Oil drilling and refining is not exactly known for its eco-friendly nature, but neither is the process of extracting the raw materials required for EVs. China's Jiangxi province has been aggressively mined for rare earth metals - used to make the permanent magnets inside EV motors - the process of which comprises injecting ammonium sulphate and chloride, among other chemicals, into the ground to separate metal from soil. The fruits of such activities were not just used for electric cars - smartphones and solar panels are among the recipients - but it proves there is an ecological price for 'clean' tech. 

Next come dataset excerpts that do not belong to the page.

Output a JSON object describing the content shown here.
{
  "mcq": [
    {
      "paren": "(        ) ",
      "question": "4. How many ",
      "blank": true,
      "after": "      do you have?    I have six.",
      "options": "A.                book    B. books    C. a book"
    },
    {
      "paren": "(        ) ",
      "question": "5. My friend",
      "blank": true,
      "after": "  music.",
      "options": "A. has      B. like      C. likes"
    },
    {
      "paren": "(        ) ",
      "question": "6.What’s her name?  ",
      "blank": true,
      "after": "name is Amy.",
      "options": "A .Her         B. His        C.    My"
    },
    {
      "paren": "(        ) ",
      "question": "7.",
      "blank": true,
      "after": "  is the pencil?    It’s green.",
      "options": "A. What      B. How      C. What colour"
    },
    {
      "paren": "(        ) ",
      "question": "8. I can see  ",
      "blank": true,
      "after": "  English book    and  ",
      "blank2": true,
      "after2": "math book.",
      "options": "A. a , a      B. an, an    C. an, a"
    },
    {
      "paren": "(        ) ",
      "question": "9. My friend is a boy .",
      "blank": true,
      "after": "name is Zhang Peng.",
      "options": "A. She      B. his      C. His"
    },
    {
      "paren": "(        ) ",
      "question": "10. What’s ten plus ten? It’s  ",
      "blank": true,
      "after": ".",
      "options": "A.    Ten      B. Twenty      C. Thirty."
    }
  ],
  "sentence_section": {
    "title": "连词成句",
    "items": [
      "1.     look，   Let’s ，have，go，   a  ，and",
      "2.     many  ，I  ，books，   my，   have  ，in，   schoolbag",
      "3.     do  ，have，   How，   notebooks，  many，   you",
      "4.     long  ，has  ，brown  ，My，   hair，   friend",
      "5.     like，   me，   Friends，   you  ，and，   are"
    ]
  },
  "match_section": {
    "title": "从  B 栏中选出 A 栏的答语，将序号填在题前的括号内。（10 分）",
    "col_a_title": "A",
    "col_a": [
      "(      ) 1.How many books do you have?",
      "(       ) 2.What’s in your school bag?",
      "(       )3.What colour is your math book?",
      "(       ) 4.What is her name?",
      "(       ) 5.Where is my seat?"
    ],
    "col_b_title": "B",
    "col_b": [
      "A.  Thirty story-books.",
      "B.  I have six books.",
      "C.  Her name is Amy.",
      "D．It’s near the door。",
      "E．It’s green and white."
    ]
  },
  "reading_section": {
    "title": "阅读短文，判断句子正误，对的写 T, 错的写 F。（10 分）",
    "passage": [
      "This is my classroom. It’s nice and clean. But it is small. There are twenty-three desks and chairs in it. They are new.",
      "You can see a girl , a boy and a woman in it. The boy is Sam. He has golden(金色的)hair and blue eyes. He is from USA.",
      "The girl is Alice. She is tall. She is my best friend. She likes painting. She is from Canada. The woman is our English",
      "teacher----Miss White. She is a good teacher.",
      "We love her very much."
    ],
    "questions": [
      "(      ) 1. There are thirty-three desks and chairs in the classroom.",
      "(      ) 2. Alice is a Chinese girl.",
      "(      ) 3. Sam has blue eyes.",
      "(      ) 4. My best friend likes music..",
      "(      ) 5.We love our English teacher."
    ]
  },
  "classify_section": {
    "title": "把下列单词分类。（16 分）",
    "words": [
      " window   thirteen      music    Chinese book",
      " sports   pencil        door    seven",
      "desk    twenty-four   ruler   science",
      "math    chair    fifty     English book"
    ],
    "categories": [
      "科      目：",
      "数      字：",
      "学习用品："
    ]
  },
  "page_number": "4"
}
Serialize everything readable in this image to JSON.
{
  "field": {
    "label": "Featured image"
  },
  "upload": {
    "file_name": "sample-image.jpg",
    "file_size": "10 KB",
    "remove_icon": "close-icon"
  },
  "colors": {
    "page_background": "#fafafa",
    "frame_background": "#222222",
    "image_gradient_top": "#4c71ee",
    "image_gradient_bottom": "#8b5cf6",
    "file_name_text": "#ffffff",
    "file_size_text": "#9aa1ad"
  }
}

As for the manufacturing process, a 2018 report by the International Council on Clean Transportation, called Effects of Battery Manufacturing on Electric Vehicle Life-cycle Greenhouse Gas Emissions, collated the results from 11 studies on battery production emissions published between 2011 and 2017 - each with their own scopes, methodologies and caveats. The results suggest the build process accounts for 56-494kg of carbon dioxide per kilowatt-hour (kWh) of battery capacity. 

"There is no world, at the moment," says Nick Molden, founder and CEO of independent vehicle testing specialist Emissions Analytics, "in which EVs are anywhere near zero emission. It's about 75g/km to make an EV and it's about 40g/km to make a standard internal combination engine [ICE] vehicle, so there's about 35g/km extra to make an EV if it lasts an average 95,000-mile life."  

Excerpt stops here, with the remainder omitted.